Prohibiting health plan programs known as copay accumulators and maximizers is another solution to rising patient drug costs. A copay accumulator program is a policy implemented by an insurance company that allows a health plan to collect a patient’s copay assistance but does not count the assistance toward the patient’s deductible or out-of-pocket maximum. A copay maximizer program is a similar policy. Still, the maximum value of the copay assistance is evenly applied throughout the patient’s plan year, preventing the patient from reaching their deductible or out-of-pocket maximum that would require health plans to cover the rest of their costs. Each of these programs directly impacts the actual costs of drugs for patients and is ripe for reform. The “All Copays Count” movement has made great strides, enacting legislation banning these programs in nearly half of the US states.

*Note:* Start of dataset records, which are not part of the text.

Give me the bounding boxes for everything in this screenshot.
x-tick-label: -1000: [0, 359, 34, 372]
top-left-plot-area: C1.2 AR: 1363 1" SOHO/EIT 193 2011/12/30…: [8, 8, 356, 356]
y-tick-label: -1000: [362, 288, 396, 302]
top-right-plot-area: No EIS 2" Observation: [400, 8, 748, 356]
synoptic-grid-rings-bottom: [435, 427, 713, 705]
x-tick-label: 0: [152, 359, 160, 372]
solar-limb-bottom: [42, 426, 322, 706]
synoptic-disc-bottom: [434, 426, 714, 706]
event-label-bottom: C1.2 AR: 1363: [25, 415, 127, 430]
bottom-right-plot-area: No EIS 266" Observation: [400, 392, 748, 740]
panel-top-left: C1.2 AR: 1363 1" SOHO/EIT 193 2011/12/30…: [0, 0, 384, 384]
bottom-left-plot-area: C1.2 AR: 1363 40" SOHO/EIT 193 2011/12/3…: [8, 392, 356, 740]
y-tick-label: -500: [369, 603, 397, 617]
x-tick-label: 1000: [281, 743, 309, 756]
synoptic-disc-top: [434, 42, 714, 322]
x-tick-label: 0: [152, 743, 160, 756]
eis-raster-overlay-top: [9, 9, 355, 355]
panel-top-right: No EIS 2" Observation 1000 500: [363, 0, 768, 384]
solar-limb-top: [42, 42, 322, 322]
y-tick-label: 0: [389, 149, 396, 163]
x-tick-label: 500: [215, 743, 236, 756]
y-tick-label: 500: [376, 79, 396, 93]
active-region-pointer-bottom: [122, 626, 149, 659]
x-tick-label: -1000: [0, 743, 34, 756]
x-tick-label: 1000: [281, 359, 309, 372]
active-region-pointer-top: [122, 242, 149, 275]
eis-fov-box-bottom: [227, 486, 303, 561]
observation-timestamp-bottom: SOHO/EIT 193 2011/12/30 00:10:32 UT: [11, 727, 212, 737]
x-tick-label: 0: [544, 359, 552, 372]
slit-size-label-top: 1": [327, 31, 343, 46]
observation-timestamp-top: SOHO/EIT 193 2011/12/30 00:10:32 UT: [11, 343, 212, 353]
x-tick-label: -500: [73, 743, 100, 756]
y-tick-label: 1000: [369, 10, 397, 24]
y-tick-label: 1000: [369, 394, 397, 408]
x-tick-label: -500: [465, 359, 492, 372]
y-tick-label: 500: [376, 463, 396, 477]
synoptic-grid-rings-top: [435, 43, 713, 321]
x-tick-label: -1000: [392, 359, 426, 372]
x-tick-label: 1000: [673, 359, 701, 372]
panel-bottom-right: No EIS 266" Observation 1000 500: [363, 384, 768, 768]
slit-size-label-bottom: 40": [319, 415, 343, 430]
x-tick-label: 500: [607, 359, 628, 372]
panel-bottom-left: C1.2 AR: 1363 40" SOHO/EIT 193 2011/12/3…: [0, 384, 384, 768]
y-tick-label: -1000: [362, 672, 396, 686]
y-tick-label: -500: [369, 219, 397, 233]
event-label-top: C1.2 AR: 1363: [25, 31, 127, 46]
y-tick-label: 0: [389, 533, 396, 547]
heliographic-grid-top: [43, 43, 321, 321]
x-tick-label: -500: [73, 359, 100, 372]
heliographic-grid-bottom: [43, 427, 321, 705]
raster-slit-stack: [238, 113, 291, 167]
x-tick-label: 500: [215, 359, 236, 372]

A final, more systemic solution involves reforming utilization management by health plans, which is often a barrier to timely, appropriate care. Practices such as step therapy and non-medical switching can interfere with physician-recommended treatment plans, particularly for patients managing chronic conditions that require infusion therapies. When patients are forced to try and fail on treatments preferred by a health plan, the result can be disease flare-ups, avoidable hospitalizations, and ultimately higher costs across the healthcare system.
Tackling high drug costs is essential, but we must be careful not to solve one problem by creating others. PDABs might sound like a smart fix on paper, but when they set price caps without thinking through the ripple effects, patients and providers can end up paying the price. Instead of leaning on one-size-fits-all limits, there are better ways to make medications more affordable, like holding PBMs and health plans accountable and ensuring patient support helps patients. We need solutions that protect access and lower costs to improve healthcare for everyone.